What about the township’s right to decide for itself?
Colerain Township denied Rumpke’s zoning request for this expansion in 2006. Rumpke sued, stating that the denial was a violation of their constitutional rights and furthermore, they were a public utility and exempt from local zoning laws. In 2009 a Hamilton County district court judge ruled in their favor and the township is appealing the decision.
Resources
The Future is Now: A Citizens’ Audit of the Rumpke Sanitary Landfill, Property Owners Want Equal Rights (P.O.W.E.R.) and Ohio Citizen Action
Property Owners Want Equal Rights, Inc.
Administrative Orders from OEPA and the Action Plan regarding the fire
Recycling programs in the area
Kentucky recycling facilities by county
Property Owners Want Equal
Rights (P.O.W.E.R.), and statewide environmental group Ohio Citizen Action















Not sure if I’m barking up the work tree or not. Shouldn’t we attack the root of the problem, like getting more people to recycle?
We could petition to change the way recycling is done. So there is also an incentive. Like have a system that offers tax deductible rewards – the workers who go around picking up recyclables gets a check list, one mark for a properly setup recycling bin. This list goes into a database, then once a year it’s tallied and is ducted from tax.

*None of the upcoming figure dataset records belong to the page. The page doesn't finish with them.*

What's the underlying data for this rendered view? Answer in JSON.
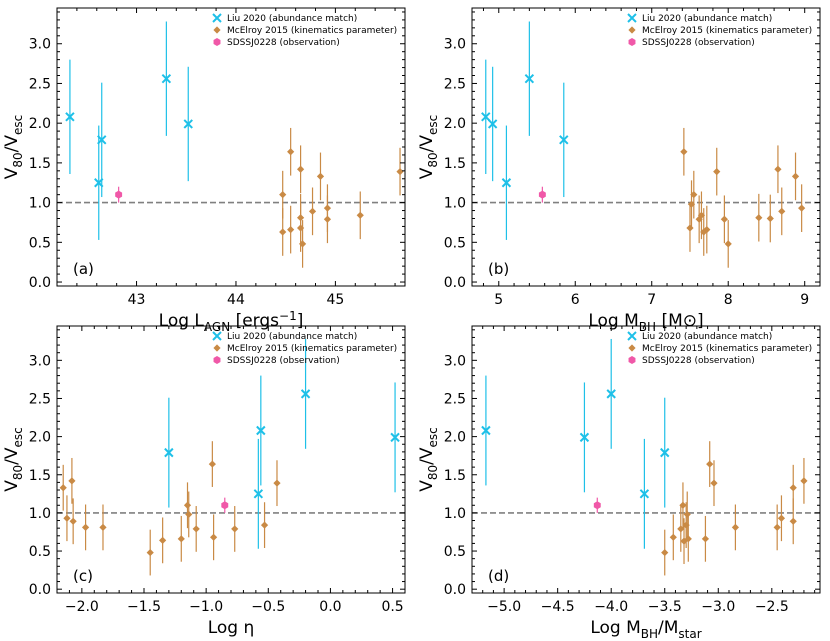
{
  "colors": {
    "liu": "#1ec0e8",
    "mcelroy": "#c98a45",
    "sdss": "#f058a8",
    "reference_line": "#808080"
  },
  "legend_labels": {
    "liu": "Liu 2020 (abundance match)",
    "mcelroy": "McElroy 2015 (kinematics parameter)",
    "sdss": "SDSSJ0228 (observation)"
  },
  "ylabel": {
    "main": "V",
    "sub1": "80",
    "mid": "/V",
    "sub2": "esc"
  },
  "chart_data": [
    {
      "type": "scatter",
      "panel_label": "(a)",
      "xlabel": {
        "pre": "Log L",
        "sub": "AGN",
        "post": " [ergs",
        "sup": "−1",
        "end": "]"
      },
      "xlim": [
        42.2,
        45.7
      ],
      "ylim": [
        -0.05,
        3.45
      ],
      "xticks": [
        43,
        44,
        45
      ],
      "xtick_labels": [
        "43",
        "44",
        "45"
      ],
      "yticks": [
        0.0,
        0.5,
        1.0,
        1.5,
        2.0,
        2.5,
        3.0
      ],
      "ytick_labels": [
        "0.0",
        "0.5",
        "1.0",
        "1.5",
        "2.0",
        "2.5",
        "3.0"
      ],
      "reference_y": 1.0,
      "series": [
        {
          "name": "Liu 2020 (abundance match)",
          "key": "liu",
          "points": [
            [
              42.33,
              2.08,
              0.72
            ],
            [
              42.62,
              1.25,
              0.72
            ],
            [
              42.65,
              1.79,
              0.72
            ],
            [
              43.3,
              2.56,
              0.72
            ],
            [
              43.52,
              1.99,
              0.72
            ]
          ]
        },
        {
          "name": "McElroy 2015 (kinematics parameter)",
          "key": "mcelroy",
          "points": [
            [
              44.47,
              1.1,
              0.3
            ],
            [
              44.47,
              0.63,
              0.3
            ],
            [
              44.55,
              1.64,
              0.3
            ],
            [
              44.55,
              0.66,
              0.3
            ],
            [
              44.65,
              1.42,
              0.3
            ],
            [
              44.65,
              0.81,
              0.3
            ],
            [
              44.65,
              0.68,
              0.3
            ],
            [
              44.67,
              0.48,
              0.3
            ],
            [
              44.77,
              0.89,
              0.3
            ],
            [
              44.85,
              1.33,
              0.3
            ],
            [
              44.92,
              0.93,
              0.3
            ],
            [
              44.92,
              0.79,
              0.3
            ],
            [
              45.25,
              0.84,
              0.3
            ],
            [
              45.65,
              1.39,
              0.3
            ]
          ]
        },
        {
          "name": "SDSSJ0228 (observation)",
          "key": "sdss",
          "points": [
            [
              42.82,
              1.1,
              0.1
            ]
          ]
        }
      ]
    },
    {
      "type": "scatter",
      "panel_label": "(b)",
      "xlabel": {
        "pre": "Log M",
        "sub": "BH",
        "post": " [M",
        "sup": "",
        "end": "⊙]"
      },
      "xlim": [
        4.65,
        9.2
      ],
      "ylim": [
        -0.05,
        3.45
      ],
      "xticks": [
        5,
        6,
        7,
        8,
        9
      ],
      "xtick_labels": [
        "5",
        "6",
        "7",
        "8",
        "9"
      ],
      "yticks": [
        0.0,
        0.5,
        1.0,
        1.5,
        2.0,
        2.5,
        3.0
      ],
      "ytick_labels": [
        "0.0",
        "0.5",
        "1.0",
        "1.5",
        "2.0",
        "2.5",
        "3.0"
      ],
      "reference_y": 1.0,
      "series": [
        {
          "name": "Liu 2020 (abundance match)",
          "key": "liu",
          "points": [
            [
              4.83,
              2.08,
              0.72
            ],
            [
              4.92,
              1.99,
              0.72
            ],
            [
              5.1,
              1.25,
              0.72
            ],
            [
              5.4,
              2.56,
              0.72
            ],
            [
              5.85,
              1.79,
              0.72
            ]
          ]
        },
        {
          "name": "McElroy 2015 (kinematics parameter)",
          "key": "mcelroy",
          "points": [
            [
              7.42,
              1.64,
              0.3
            ],
            [
              7.5,
              0.68,
              0.3
            ],
            [
              7.52,
              0.98,
              0.3
            ],
            [
              7.55,
              1.1,
              0.3
            ],
            [
              7.62,
              0.79,
              0.3
            ],
            [
              7.65,
              0.84,
              0.3
            ],
            [
              7.68,
              0.63,
              0.3
            ],
            [
              7.72,
              0.66,
              0.3
            ],
            [
              7.85,
              1.39,
              0.3
            ],
            [
              7.95,
              0.79,
              0.3
            ],
            [
              8.0,
              0.48,
              0.3
            ],
            [
              8.4,
              0.81,
              0.3
            ],
            [
              8.55,
              0.8,
              0.3
            ],
            [
              8.65,
              1.42,
              0.3
            ],
            [
              8.7,
              0.89,
              0.3
            ],
            [
              8.88,
              1.33,
              0.3
            ],
            [
              8.96,
              0.93,
              0.3
            ]
          ]
        },
        {
          "name": "SDSSJ0228 (observation)",
          "key": "sdss",
          "points": [
            [
              5.57,
              1.1,
              0.1
            ]
          ]
        }
      ]
    },
    {
      "type": "scatter",
      "panel_label": "(c)",
      "xlabel": {
        "pre": "Log η",
        "sub": "",
        "post": "",
        "sup": "",
        "end": ""
      },
      "xlim": [
        -2.2,
        0.6
      ],
      "ylim": [
        -0.05,
        3.45
      ],
      "xticks": [
        -2.0,
        -1.5,
        -1.0,
        -0.5,
        0.0,
        0.5
      ],
      "xtick_labels": [
        "−2.0",
        "−1.5",
        "−1.0",
        "−0.5",
        "0.0",
        "0.5"
      ],
      "yticks": [
        0.0,
        0.5,
        1.0,
        1.5,
        2.0,
        2.5,
        3.0
      ],
      "ytick_labels": [
        "0.0",
        "0.5",
        "1.0",
        "1.5",
        "2.0",
        "2.5",
        "3.0"
      ],
      "reference_y": 1.0,
      "series": [
        {
          "name": "Liu 2020 (abundance match)",
          "key": "liu",
          "points": [
            [
              -1.3,
              1.79,
              0.72
            ],
            [
              -0.58,
              1.25,
              0.72
            ],
            [
              -0.56,
              2.08,
              0.72
            ],
            [
              -0.2,
              2.56,
              0.72
            ],
            [
              0.52,
              1.99,
              0.72
            ]
          ]
        },
        {
          "name": "McElroy 2015 (kinematics parameter)",
          "key": "mcelroy",
          "points": [
            [
              -2.15,
              1.33,
              0.3
            ],
            [
              -2.12,
              0.93,
              0.3
            ],
            [
              -2.08,
              1.42,
              0.3
            ],
            [
              -2.07,
              0.89,
              0.3
            ],
            [
              -1.97,
              0.81,
              0.3
            ],
            [
              -1.83,
              0.81,
              0.3
            ],
            [
              -1.45,
              0.48,
              0.3
            ],
            [
              -1.35,
              0.64,
              0.3
            ],
            [
              -1.2,
              0.66,
              0.3
            ],
            [
              -1.15,
              1.1,
              0.3
            ],
            [
              -1.14,
              0.98,
              0.3
            ],
            [
              -1.08,
              0.79,
              0.3
            ],
            [
              -0.95,
              1.64,
              0.3
            ],
            [
              -0.94,
              0.68,
              0.3
            ],
            [
              -0.77,
              0.79,
              0.3
            ],
            [
              -0.53,
              0.84,
              0.3
            ],
            [
              -0.43,
              1.39,
              0.3
            ]
          ]
        },
        {
          "name": "SDSSJ0228 (observation)",
          "key": "sdss",
          "points": [
            [
              -0.85,
              1.1,
              0.1
            ]
          ]
        }
      ]
    },
    {
      "type": "scatter",
      "panel_label": "(d)",
      "xlabel": {
        "pre": "Log M",
        "sub": "BH",
        "post": "/M",
        "sup": "",
        "end": "",
        "sub2": "star"
      },
      "xlim": [
        -5.3,
        -2.05
      ],
      "ylim": [
        -0.05,
        3.45
      ],
      "xticks": [
        -5.0,
        -4.5,
        -4.0,
        -3.5,
        -3.0,
        -2.5
      ],
      "xtick_labels": [
        "−5.0",
        "−4.5",
        "−4.0",
        "−3.5",
        "−3.0",
        "−2.5"
      ],
      "yticks": [
        0.0,
        0.5,
        1.0,
        1.5,
        2.0,
        2.5,
        3.0
      ],
      "ytick_labels": [
        "0.0",
        "0.5",
        "1.0",
        "1.5",
        "2.0",
        "2.5",
        "3.0"
      ],
      "reference_y": 1.0,
      "series": [
        {
          "name": "Liu 2020 (abundance match)",
          "key": "liu",
          "points": [
            [
              -5.17,
              2.08,
              0.72
            ],
            [
              -4.25,
              1.99,
              0.72
            ],
            [
              -4.0,
              2.56,
              0.72
            ],
            [
              -3.69,
              1.25,
              0.72
            ],
            [
              -3.5,
              1.79,
              0.72
            ]
          ]
        },
        {
          "name": "McElroy 2015 (kinematics parameter)",
          "key": "mcelroy",
          "points": [
            [
              -3.5,
              0.48,
              0.3
            ],
            [
              -3.42,
              0.68,
              0.3
            ],
            [
              -3.35,
              0.79,
              0.3
            ],
            [
              -3.33,
              1.1,
              0.3
            ],
            [
              -3.32,
              0.63,
              0.3
            ],
            [
              -3.3,
              0.84,
              0.3
            ],
            [
              -3.29,
              0.98,
              0.3
            ],
            [
              -3.28,
              0.66,
              0.3
            ],
            [
              -3.12,
              0.66,
              0.3
            ],
            [
              -3.08,
              1.64,
              0.3
            ],
            [
              -3.04,
              1.39,
              0.3
            ],
            [
              -2.84,
              0.81,
              0.3
            ],
            [
              -2.45,
              0.81,
              0.3
            ],
            [
              -2.41,
              0.93,
              0.3
            ],
            [
              -2.3,
              0.89,
              0.3
            ],
            [
              -2.3,
              1.33,
              0.3
            ],
            [
              -2.2,
              1.42,
              0.3
            ]
          ]
        },
        {
          "name": "SDSSJ0228 (observation)",
          "key": "sdss",
          "points": [
            [
              -4.13,
              1.1,
              0.1
            ]
          ]
        }
      ]
    }
  ]
}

Rumpke gets a larger profit from the number of people recycling, and the community gets ‘cash back’ on top of feeling good about it.
Thanks for your comment, John.
You are absolutely not barking up the wrong tree – we DO need to increase recycling rates as well. We have been working on Cincinnati’s curbside recycling program since its inception and are ramping up our involvement even more, as part of this landfill campaign. Cities like Montgomery and now Cincinnati that have committed to the RecycleBank program (http://www.recyclebank.com/how-it-works), are improving public participation with the same sort of reward incentive you describe.
Another incentive to recycle is the limited lifespan of all landfills. Knowing we have 15 years of capacity at Rumpke’s Colerain Township landfill, as opposed to the 65 more years they are proposing with this expansion, will make people take waste stream reduction, recycling and composting more seriously.
Recycling will occur when market factors make it profitable. If anyone thinks landfills are a problem try living in a city without one. The city would shut down within a month. Don’t be naive people.
Thanks for your comments, Mike. While you are correct about the volatility of recycling markets being an obstacle to promoting more recycling (at least among for profit waste haulers and processors like Rumpke), cities that don’t rely on landfills are precisely the models we should be examining. When people must find alternatives to landfilling, they have done so. It’s a chicken and egg proposition. Do we start prioritizing recycling in southwest Ohio because we are running out of landfill space, or do we wait to transition away from landfills when our recycling rates improve? The latter of those two strategies hasn’t worked very well, which is why we are working to stop the “eastern expansion” in Colerain Township. Rumpke is the primary beneficiary of the status quo solid waste management plan in our region. It is the public at large that will benefit from diverting waste from landfills.
It seems to me that the expansion issue will be decided by the courts. There isn’t much leverage in trying to disrupt that process, which is, after all, a legal one. Much better to encourage recycling in whatever way possible. I live in the city of Cincinnati, where a program is in place to reward recycling, along with a better method for collecting recycleable materials. This is where we should put emphasis.